4. Reading & Language Arts
Finally, we are onto the academics. I purposely listed academics towards the end because making sure students are motivated to use their device can help before incorporating AAC into academic activities. One easy way to incorporate AAC during phonics is locating letters on the keyboard for letter identification goals. I also like having students learn to navigate their devices by finding words that start with a specific letter we are learning about. My students love finding foods that start with a certain letter, but you can expand it to other categories. When introducing a book, I pre-teach the vocabulary. This is also another easy way to discuss what each word means and allow the opportunity to teach students how to find the words in their devices. I also like to have students create the same sentences in the book as an alternative to reading the books that are Fountas & Pinnell, Levels aa or A. Additionally, having students craft sentences for a writing assignment or prompt is a great way to teach students with devices that writing is simply the words that we communicate. This not only allows students to have visuals associated with the words they communicate, but also gives them a direct visual model of their communication in order to share verbally through their device, or allowing them to copy the words directly on a writing assignment or journal response.
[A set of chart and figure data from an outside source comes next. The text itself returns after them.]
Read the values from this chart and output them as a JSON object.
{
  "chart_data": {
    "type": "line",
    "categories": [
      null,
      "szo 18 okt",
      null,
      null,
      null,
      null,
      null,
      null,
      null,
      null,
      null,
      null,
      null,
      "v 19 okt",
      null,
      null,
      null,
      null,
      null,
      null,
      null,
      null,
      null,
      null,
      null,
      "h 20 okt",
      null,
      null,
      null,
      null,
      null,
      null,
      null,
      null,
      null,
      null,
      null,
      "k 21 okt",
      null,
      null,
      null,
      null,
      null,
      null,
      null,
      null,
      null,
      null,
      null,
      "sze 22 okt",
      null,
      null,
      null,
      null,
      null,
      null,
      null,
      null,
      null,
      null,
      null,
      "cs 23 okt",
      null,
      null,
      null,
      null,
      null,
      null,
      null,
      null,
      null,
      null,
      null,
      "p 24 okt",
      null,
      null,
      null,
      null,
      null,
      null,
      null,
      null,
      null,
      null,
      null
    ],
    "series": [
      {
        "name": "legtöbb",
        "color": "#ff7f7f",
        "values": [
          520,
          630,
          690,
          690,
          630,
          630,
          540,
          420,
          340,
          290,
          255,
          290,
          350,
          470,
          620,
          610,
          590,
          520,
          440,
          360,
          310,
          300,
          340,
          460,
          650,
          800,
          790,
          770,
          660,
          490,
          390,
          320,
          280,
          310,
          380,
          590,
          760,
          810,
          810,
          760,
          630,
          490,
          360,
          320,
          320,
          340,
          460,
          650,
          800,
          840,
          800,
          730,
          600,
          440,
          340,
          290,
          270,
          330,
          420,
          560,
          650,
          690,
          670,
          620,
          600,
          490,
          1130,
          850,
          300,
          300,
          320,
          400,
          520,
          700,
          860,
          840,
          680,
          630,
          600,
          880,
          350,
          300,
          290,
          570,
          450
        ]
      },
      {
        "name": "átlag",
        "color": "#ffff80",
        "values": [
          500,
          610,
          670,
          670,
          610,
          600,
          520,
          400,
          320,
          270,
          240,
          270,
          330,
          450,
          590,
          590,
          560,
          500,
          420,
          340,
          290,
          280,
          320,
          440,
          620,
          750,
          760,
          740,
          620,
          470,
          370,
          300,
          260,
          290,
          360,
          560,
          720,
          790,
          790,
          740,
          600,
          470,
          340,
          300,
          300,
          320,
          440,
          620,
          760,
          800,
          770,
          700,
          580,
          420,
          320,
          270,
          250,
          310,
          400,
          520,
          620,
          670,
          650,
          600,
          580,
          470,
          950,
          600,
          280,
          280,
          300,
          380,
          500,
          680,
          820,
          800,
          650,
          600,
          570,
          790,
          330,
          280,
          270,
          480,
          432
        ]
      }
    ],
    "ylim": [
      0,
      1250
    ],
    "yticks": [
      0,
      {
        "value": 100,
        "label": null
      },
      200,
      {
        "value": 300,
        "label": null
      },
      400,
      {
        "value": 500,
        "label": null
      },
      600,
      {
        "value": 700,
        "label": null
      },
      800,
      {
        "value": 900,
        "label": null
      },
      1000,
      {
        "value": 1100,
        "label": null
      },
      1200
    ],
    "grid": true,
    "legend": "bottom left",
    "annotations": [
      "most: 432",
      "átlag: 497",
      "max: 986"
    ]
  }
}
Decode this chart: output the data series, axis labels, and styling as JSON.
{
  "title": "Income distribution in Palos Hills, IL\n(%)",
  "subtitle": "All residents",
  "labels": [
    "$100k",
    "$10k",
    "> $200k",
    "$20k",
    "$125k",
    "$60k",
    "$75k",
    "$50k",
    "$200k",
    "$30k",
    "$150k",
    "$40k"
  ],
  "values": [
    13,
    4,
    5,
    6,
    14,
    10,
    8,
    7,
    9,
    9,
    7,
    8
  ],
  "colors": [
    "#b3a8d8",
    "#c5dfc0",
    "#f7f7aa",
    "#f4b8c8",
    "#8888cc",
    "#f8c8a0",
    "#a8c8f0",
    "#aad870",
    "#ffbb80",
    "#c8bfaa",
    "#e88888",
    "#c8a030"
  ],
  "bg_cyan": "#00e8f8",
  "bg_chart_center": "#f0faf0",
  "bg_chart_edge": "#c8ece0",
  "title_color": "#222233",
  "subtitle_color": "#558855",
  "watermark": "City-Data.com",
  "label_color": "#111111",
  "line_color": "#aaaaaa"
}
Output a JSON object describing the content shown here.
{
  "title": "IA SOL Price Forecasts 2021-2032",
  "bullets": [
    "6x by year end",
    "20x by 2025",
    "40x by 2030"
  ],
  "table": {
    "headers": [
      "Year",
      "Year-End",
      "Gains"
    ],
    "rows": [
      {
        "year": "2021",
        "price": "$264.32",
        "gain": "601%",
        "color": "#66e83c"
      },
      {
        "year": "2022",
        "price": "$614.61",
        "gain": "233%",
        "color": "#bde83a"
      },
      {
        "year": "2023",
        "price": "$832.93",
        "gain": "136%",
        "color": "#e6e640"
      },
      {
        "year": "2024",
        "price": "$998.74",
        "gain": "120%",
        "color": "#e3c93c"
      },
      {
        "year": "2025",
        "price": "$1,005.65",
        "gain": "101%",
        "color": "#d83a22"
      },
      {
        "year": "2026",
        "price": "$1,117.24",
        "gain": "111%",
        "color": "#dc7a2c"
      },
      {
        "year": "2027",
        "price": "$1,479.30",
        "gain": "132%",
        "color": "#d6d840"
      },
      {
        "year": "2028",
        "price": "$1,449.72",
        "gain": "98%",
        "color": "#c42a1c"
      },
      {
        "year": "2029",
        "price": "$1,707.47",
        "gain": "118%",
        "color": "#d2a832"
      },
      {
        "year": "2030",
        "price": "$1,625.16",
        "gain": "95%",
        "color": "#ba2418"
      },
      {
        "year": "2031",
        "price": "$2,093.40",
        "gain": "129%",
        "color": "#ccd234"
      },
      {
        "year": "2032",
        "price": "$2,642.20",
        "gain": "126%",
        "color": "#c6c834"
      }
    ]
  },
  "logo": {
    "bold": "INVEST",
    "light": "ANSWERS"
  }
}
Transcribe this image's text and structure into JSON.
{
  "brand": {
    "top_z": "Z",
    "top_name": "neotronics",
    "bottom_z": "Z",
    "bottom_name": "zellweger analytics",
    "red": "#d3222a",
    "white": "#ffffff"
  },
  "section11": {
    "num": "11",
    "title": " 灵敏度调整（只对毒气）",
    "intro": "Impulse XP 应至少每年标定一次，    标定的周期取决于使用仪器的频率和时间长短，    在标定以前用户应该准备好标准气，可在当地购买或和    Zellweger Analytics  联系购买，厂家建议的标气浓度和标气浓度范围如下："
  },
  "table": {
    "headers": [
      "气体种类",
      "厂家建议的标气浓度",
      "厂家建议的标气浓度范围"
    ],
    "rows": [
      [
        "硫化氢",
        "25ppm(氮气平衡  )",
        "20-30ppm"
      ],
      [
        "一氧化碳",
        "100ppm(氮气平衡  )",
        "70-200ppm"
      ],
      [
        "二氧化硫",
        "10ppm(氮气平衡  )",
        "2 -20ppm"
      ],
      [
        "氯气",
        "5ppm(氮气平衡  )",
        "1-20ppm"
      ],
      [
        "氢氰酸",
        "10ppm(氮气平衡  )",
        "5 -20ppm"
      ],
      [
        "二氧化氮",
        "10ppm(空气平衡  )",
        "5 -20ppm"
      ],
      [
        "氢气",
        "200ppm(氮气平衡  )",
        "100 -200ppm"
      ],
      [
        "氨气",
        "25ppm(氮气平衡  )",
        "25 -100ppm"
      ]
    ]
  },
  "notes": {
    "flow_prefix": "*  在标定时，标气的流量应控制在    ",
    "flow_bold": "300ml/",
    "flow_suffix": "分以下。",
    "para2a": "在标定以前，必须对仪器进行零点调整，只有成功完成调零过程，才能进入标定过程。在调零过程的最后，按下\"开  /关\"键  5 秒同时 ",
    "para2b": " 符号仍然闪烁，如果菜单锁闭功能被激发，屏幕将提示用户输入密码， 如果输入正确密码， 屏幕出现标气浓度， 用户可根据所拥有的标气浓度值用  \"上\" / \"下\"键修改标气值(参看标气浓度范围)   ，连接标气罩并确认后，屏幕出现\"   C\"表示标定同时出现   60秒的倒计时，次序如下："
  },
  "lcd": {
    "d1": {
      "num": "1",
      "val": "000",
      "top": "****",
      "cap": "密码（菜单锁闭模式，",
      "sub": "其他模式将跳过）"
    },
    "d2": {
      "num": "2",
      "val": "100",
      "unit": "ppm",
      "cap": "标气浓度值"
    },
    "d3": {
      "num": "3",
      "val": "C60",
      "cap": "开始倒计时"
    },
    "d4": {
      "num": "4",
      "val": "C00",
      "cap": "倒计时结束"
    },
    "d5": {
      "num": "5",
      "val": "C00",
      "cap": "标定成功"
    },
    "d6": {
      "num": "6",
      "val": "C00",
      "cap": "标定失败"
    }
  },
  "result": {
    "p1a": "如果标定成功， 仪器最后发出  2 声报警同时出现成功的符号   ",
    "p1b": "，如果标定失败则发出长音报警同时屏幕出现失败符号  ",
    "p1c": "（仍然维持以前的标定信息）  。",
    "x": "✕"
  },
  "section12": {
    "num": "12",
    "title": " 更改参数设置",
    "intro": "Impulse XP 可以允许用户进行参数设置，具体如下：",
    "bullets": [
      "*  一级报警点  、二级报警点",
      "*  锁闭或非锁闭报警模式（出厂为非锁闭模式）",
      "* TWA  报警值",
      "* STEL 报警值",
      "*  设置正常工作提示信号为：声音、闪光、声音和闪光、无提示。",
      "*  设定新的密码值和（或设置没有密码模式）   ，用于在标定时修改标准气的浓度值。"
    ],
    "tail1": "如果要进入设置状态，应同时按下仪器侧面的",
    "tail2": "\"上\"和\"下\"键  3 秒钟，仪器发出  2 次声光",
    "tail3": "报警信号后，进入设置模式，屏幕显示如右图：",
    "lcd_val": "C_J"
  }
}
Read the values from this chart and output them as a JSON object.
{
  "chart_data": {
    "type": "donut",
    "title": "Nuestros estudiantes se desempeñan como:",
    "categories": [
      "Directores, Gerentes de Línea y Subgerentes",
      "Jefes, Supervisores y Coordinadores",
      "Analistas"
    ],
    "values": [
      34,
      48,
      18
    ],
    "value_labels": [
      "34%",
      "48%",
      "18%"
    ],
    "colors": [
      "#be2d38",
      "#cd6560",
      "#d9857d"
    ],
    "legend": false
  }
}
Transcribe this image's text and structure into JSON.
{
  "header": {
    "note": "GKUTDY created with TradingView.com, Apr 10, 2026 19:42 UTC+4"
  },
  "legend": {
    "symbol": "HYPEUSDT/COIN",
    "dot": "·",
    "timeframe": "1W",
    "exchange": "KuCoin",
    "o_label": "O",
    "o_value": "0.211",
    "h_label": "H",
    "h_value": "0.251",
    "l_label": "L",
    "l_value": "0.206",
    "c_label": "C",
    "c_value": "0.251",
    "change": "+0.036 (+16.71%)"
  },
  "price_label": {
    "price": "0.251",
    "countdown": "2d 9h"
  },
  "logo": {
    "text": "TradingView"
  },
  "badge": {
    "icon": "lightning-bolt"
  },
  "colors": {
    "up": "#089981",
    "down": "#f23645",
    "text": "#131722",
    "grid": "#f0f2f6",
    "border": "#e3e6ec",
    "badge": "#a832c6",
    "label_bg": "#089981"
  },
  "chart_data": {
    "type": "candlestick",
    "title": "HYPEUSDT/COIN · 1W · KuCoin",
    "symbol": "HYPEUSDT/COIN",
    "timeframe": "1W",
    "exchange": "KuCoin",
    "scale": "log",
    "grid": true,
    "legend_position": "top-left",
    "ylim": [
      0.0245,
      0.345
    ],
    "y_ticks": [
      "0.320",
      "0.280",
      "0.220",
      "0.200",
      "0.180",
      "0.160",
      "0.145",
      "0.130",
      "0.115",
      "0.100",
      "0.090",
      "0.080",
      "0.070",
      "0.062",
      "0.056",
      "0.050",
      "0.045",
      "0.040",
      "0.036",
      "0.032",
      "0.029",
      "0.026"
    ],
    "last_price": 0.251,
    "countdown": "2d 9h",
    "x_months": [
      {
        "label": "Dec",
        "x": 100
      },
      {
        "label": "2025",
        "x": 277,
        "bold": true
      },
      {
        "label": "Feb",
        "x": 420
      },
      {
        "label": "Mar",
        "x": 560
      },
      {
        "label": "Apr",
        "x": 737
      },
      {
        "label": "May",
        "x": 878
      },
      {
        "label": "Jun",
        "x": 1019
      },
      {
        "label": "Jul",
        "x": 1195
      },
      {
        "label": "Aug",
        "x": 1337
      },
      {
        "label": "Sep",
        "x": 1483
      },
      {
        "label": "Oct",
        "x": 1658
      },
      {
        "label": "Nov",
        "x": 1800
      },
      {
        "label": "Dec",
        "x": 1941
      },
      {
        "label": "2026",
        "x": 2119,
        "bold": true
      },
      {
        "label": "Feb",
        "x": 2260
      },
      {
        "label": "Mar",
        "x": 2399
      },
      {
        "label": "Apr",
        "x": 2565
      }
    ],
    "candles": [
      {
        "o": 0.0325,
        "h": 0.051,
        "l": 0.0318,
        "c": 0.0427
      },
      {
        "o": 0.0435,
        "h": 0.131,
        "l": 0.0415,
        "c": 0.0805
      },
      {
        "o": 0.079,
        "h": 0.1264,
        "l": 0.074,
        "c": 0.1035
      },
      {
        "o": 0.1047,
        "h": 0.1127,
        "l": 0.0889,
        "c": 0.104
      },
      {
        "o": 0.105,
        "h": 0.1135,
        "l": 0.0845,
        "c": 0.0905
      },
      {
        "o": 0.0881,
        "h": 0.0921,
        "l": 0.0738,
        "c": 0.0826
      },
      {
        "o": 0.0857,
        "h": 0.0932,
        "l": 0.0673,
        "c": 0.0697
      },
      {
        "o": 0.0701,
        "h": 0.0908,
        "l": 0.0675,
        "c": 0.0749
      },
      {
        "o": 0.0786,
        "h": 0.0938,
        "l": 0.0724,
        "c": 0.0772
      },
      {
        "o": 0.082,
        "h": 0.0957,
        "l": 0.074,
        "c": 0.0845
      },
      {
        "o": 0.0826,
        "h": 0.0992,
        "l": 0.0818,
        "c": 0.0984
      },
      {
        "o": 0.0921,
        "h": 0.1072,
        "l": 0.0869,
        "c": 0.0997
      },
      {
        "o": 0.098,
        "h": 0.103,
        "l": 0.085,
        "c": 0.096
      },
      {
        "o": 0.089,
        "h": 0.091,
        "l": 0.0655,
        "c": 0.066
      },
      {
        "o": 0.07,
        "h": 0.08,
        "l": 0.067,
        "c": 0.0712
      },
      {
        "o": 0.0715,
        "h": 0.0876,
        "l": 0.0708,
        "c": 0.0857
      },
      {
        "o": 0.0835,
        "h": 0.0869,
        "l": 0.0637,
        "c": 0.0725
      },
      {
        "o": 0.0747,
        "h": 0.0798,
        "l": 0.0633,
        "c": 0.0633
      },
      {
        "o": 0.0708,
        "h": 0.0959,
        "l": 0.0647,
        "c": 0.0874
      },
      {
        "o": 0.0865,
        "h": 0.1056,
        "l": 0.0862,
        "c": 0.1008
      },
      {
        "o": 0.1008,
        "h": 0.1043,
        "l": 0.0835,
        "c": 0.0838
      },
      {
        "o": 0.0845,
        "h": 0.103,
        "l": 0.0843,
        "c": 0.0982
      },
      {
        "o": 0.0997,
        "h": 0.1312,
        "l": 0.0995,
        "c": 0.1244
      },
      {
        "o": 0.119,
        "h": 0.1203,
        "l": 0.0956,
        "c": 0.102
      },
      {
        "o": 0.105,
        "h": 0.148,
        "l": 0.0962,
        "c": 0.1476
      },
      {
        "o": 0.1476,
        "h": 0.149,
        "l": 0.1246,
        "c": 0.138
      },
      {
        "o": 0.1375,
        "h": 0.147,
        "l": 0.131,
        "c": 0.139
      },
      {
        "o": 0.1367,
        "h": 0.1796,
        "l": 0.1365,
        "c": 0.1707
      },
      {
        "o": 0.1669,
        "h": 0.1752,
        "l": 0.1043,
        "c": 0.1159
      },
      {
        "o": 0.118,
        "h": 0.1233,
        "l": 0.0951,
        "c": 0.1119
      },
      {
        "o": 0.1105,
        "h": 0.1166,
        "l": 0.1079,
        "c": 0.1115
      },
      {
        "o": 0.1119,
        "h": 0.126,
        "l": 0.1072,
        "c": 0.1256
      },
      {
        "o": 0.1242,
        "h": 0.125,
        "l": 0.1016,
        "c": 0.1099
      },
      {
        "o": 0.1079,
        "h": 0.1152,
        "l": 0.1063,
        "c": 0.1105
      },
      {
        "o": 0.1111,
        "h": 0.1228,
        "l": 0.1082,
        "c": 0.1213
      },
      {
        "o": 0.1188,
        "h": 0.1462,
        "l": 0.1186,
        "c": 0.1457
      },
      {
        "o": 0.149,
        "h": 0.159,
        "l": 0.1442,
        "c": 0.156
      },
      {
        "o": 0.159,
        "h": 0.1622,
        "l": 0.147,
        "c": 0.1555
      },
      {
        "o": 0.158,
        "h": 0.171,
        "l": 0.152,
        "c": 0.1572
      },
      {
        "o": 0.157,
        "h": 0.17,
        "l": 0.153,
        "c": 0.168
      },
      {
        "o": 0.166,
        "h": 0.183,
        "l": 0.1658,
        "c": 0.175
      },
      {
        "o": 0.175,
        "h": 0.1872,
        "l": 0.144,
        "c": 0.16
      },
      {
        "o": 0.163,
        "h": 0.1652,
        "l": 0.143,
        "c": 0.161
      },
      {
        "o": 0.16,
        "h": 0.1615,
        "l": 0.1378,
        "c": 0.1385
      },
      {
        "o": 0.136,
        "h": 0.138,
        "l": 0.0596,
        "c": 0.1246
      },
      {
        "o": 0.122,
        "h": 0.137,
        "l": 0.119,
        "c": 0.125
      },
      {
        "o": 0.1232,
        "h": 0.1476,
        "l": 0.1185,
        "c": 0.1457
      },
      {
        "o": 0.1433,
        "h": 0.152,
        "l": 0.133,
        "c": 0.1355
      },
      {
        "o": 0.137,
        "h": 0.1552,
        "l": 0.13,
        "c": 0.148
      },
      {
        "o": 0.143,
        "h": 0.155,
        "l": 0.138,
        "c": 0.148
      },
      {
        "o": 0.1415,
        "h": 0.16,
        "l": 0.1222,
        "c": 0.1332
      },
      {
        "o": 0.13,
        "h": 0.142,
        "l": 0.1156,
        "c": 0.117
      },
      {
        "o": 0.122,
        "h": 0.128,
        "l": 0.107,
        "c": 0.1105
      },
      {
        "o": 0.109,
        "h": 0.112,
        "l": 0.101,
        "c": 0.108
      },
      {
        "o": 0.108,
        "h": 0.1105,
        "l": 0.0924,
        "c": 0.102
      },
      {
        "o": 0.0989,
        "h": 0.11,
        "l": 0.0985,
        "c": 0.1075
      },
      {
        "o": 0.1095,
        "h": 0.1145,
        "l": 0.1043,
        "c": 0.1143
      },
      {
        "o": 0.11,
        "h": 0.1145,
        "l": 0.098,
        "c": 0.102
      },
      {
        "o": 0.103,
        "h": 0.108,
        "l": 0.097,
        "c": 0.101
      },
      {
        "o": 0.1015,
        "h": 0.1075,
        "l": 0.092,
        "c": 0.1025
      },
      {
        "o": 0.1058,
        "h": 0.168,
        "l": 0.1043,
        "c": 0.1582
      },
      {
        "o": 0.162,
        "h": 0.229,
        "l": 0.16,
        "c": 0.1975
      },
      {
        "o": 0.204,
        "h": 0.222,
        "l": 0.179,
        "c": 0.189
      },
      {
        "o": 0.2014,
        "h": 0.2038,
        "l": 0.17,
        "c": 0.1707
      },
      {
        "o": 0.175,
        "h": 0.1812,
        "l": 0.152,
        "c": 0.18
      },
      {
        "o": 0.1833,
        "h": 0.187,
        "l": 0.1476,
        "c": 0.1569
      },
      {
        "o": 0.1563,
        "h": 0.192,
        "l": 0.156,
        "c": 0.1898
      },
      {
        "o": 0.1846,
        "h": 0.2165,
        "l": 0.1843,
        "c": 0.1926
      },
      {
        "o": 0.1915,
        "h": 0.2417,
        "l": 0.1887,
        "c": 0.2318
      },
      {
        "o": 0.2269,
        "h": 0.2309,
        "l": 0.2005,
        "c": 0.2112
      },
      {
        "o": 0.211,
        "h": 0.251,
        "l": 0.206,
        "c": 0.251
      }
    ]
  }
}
Incorporating AAC during Math Meeting is an easy way to teach students where certain categories on their device are as well as establish a routine. I use Math Meeting time as time to focus on students finding weather, date, time, money, shapes in their devices. Because of the consistent routine of Math Meeting, my students have been able to navigate to the correct page independently. Math Meeting also allows the opportunity for students to build on the vocabulary or other concepts that they have learned about. For example, since my students are able to navigate to the weather page with minimal prompts, I have been able to introduce the sentence starter “The weather is…”. I have found that by focusing on identifying how to locate certain vocabulary or categories, helps students to become more engaged and motivated during Math Meeting.
I hope this gave you some ideas on how to incorporate AAC in your classroom. For more on using AAC, Empowering Students with AAC, What is AAC? and Don’t Forget About AAC. Also, always collaborate with your SLPs on all things communication and language-based – they are the experts. Stay healthy and safe!